Oops, I forgot it was a quadratic, sorry. Suppose these roots are distinct roots $\alpha$ and $\beta$. Then, $f(x)=\alpha$ or $\beta$ at each $x \neq 0$. Since $\alpha + \beta = c$, if $f(x_0)=\alpha$ for some positive $x_0 \neq 0$, then $f(-x_0)=\beta$ Considering $P(x_0,0)$ and $P(-x_0,0)$, we get $\alpha ^2-2\alpha=\beta^2-2\beta \implies \alpha+\beta=c=2$ since $\alpha \neq \beta$ Since $\alpha \beta = \frac{c^2-3c}{2}$, WLOG $a= 1+\sqrt{2}$ and $b=1-\sqrt{2}$. Suppose $f(x_1)=\alpha$ and $f(y_1)=\beta$. Then, either $f(x_1+y_1)=\alpha$ or $\beta$ Thus, either $\alpha^2=2\alpha+\beta$ or $\beta^2=2\beta+\alpha$, which, substituting the numerical values, does not work.

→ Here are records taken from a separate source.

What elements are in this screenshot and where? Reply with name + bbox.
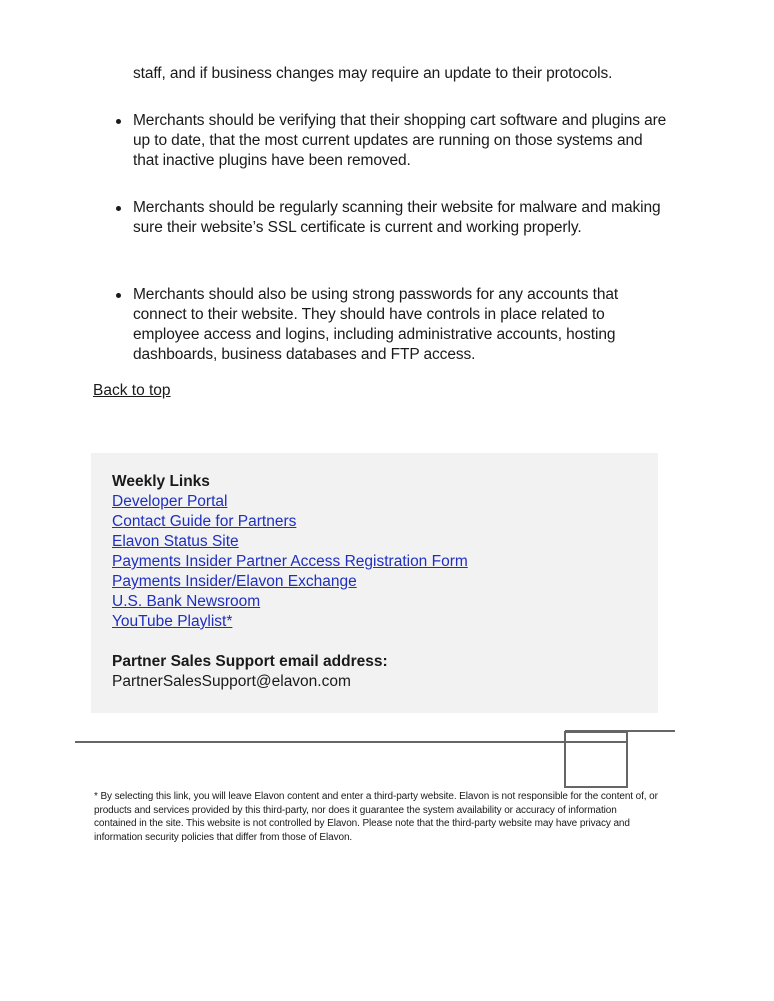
us-bank-newsroom-link[interactable]: U.S. Bank Newsroom (112, 593, 261, 610)
list-item (133, 111, 668, 171)
back-to-top-link[interactable]: Back to top (93, 382, 171, 399)
list-item (133, 198, 668, 238)
list-item-text: Merchants should also be using strong passwords for any accounts that connect to their website. They should have controls in place related to employee access and logins, including administrative accounts, hosting dashboards, business databases and FTP access. (133, 286, 619, 363)
list-item (133, 285, 668, 365)
bullet-continuation-text: staff, and if business changes may require an update to their protocols. (133, 65, 613, 82)
bullet-dot-icon (116, 119, 121, 124)
weekly-links-panel (91, 453, 658, 713)
support-email-title: Partner Sales Support email address: (112, 653, 388, 670)
youtube-playlist-link[interactable]: YouTube Playlist* (112, 613, 233, 630)
payments-insider-exchange-link[interactable]: Payments Insider/Elavon Exchange (112, 573, 357, 590)
weekly-links-title: Weekly Links (112, 473, 210, 490)
support-email-address: PartnerSalesSupport@elavon.com (112, 673, 351, 690)
contact-guide-link[interactable]: Contact Guide for Partners (112, 513, 297, 530)
bullet-dot-icon (116, 206, 121, 211)
bullet-dot-icon (116, 293, 121, 298)
developer-portal-link[interactable]: Developer Portal (112, 493, 228, 510)
decorative-frame (564, 731, 628, 788)
list-item-text: Merchants should be regularly scanning their website for malware and making sure their website’s SSL certificate is current and working properly. (133, 199, 661, 236)
footer-divider (75, 741, 627, 743)
partner-access-registration-link[interactable]: Payments Insider Partner Access Registration Form (112, 553, 468, 570)
elavon-status-site-link[interactable]: Elavon Status Site (112, 533, 239, 550)
third-party-disclaimer: * By selecting this link, you will leave Elavon content and enter a third-party website. Elavon is not responsible for the content of, or products and services provided by this third-party, nor does it guarantee the system availability or accuracy of information contained in the site. This website is not controlled by Elavon. Please note that the third-party website may have privacy and information security policies that differ from those of Elavon. (94, 791, 658, 843)
list-item-text: Merchants should be verifying that their shopping cart software and plugins are up to date, that the most current updates are running on those systems and that inactive plugins have been removed. (133, 112, 667, 169)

There is probably a faster way to deal with this pointwise (if this does work)

2 liner

I think, similar to my error above, this line lksb wrote: $f(x)^2=2f(x)+f(0)\implies f(x)=c$ is not correct

f(x)=0 by assuming and f(x)=3 by checking